In its financial report for the 2016 business year, the DFB said it had been notified by tax authorities of an amended tax assessment for 2006 after the federation's non-profit status for that year was withdrawn.

"Given this, the DFB would have to pay tax payments and interest charges of around 26.2 million euros," the financial report says.

The DFB board and its legal advisers believe the decision to deny non-profit status will still be overturned on appeal.

DFB treasurer Stephan Osnabruegge said in Frankfurt Monday that "we are convinced that the factual situation does not justify new tax assessments."

For this reason the federation has no provision for tax risks in its 2016 financial year statement.

However "the aftermath of the so-called World Cup affair" will have a significant impact on the budget, Osnabruegge said.

The DFB has already spent 7.11 million euros on investigating the World Cup payment affair including legal costs for an investigation and report by the law firm Freshfields Bruckhaus Deringer.

The affair, which has centred on a sum of 6.7 million euros paid by the DFB to world governing body FIFA, is the subject of investigations by German and Swiss prosecuting authorities.

The payment was declared by the federation in its tax returns as a contribution to a FIFA cultural gala which never took place, and as an operating expenditure for tax purposes.
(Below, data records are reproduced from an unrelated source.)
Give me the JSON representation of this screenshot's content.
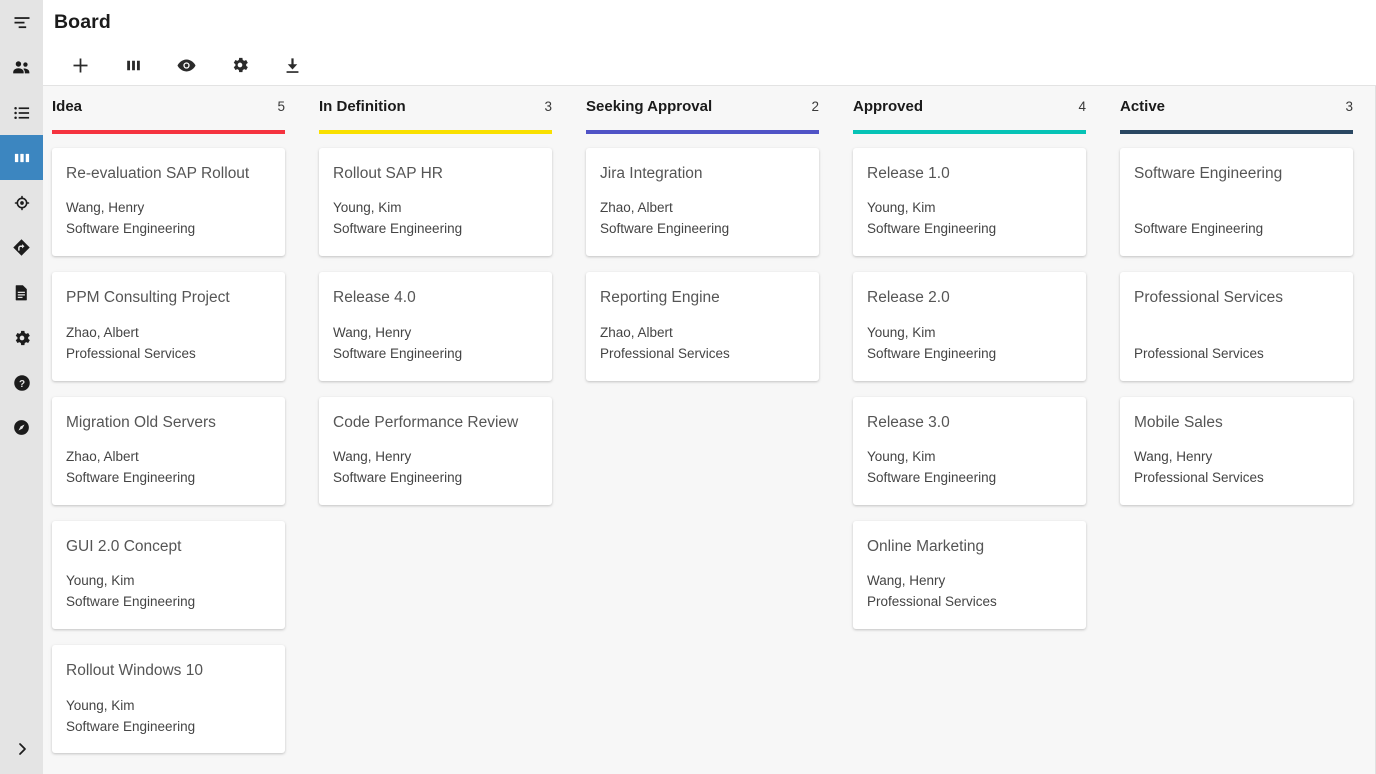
{
  "header": {
    "title": "Board"
  },
  "sidebar": {
    "items": [
      {
        "name": "menu-collapse",
        "icon": "menu-align-icon",
        "active": false
      },
      {
        "name": "people",
        "icon": "people-icon",
        "active": false
      },
      {
        "name": "list",
        "icon": "list-icon",
        "active": false
      },
      {
        "name": "board",
        "icon": "columns-icon",
        "active": true
      },
      {
        "name": "target",
        "icon": "target-icon",
        "active": false
      },
      {
        "name": "route",
        "icon": "diamond-arrow-icon",
        "active": false
      },
      {
        "name": "documents",
        "icon": "document-icon",
        "active": false
      },
      {
        "name": "settings",
        "icon": "gear-icon",
        "active": false
      },
      {
        "name": "help",
        "icon": "question-circle-icon",
        "active": false
      },
      {
        "name": "explore",
        "icon": "compass-icon",
        "active": false
      }
    ],
    "expand": {
      "name": "expand-sidebar",
      "icon": "chevron-right-icon"
    }
  },
  "toolbar": {
    "buttons": [
      {
        "name": "add-card-button",
        "icon": "plus-icon",
        "label": "Add"
      },
      {
        "name": "columns-button",
        "icon": "columns-icon",
        "label": "Columns"
      },
      {
        "name": "visibility-button",
        "icon": "eye-icon",
        "label": "Visibility"
      },
      {
        "name": "settings-button",
        "icon": "gear-icon",
        "label": "Settings"
      },
      {
        "name": "export-button",
        "icon": "download-icon",
        "label": "Export"
      }
    ]
  },
  "colors": {
    "idea": "#f5333f",
    "in_definition": "#f9e000",
    "seeking_approval": "#5053c6",
    "approved": "#06c3b6",
    "active": "#2a4762",
    "sidebar_active": "#3c86c0",
    "board_bg": "#f7f7f7"
  },
  "board": {
    "columns": [
      {
        "title": "Idea",
        "count": "5",
        "accent": "#f5333f",
        "cards": [
          {
            "title": "Re-evaluation SAP Rollout",
            "assignee": "Wang, Henry",
            "dept": "Software Engineering"
          },
          {
            "title": "PPM Consulting Project",
            "assignee": "Zhao, Albert",
            "dept": "Professional Services"
          },
          {
            "title": "Migration Old Servers",
            "assignee": "Zhao, Albert",
            "dept": "Software Engineering"
          },
          {
            "title": "GUI 2.0 Concept",
            "assignee": "Young, Kim",
            "dept": "Software Engineering"
          },
          {
            "title": "Rollout Windows 10",
            "assignee": "Young, Kim",
            "dept": "Software Engineering"
          }
        ]
      },
      {
        "title": "In Definition",
        "count": "3",
        "accent": "#f9e000",
        "cards": [
          {
            "title": "Rollout SAP HR",
            "assignee": "Young, Kim",
            "dept": "Software Engineering"
          },
          {
            "title": "Release 4.0",
            "assignee": "Wang, Henry",
            "dept": "Software Engineering"
          },
          {
            "title": "Code Performance Review",
            "assignee": "Wang, Henry",
            "dept": "Software Engineering"
          }
        ]
      },
      {
        "title": "Seeking Approval",
        "count": "2",
        "accent": "#5053c6",
        "cards": [
          {
            "title": "Jira Integration",
            "assignee": "Zhao, Albert",
            "dept": "Software Engineering"
          },
          {
            "title": "Reporting Engine",
            "assignee": "Zhao, Albert",
            "dept": "Professional Services"
          }
        ]
      },
      {
        "title": "Approved",
        "count": "4",
        "accent": "#06c3b6",
        "cards": [
          {
            "title": "Release 1.0",
            "assignee": "Young, Kim",
            "dept": "Software Engineering"
          },
          {
            "title": "Release 2.0",
            "assignee": "Young, Kim",
            "dept": "Software Engineering"
          },
          {
            "title": "Release 3.0",
            "assignee": "Young, Kim",
            "dept": "Software Engineering"
          },
          {
            "title": "Online Marketing",
            "assignee": "Wang, Henry",
            "dept": "Professional Services"
          }
        ]
      },
      {
        "title": "Active",
        "count": "3",
        "accent": "#2a4762",
        "cards": [
          {
            "title": "Software Engineering",
            "assignee": "",
            "dept": "Software Engineering"
          },
          {
            "title": "Professional Services",
            "assignee": "",
            "dept": "Professional Services"
          },
          {
            "title": "Mobile Sales",
            "assignee": "Wang, Henry",
            "dept": "Professional Services"
          }
        ]
      }
    ]
  }
}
Swiss prosecutors opened criminal proceedings on November 6, 2015 against Franz Beckenbauer, the head of the German 2006 World Cup organizing committee, and former senior German football federation officials Wolfgang Niersbach, Theo Zwanziger and Horst R Schmidt.

German prosecuting authorities in November 2015 separately opened an investigation on "suspicion of tax evasion in a particularly severe case" into senior DFB officials in connection with the payment.

In December, former football great Beckenbauer broke a long silence on the affair to reject allegations of bribes having been paid in connection with the World Cup.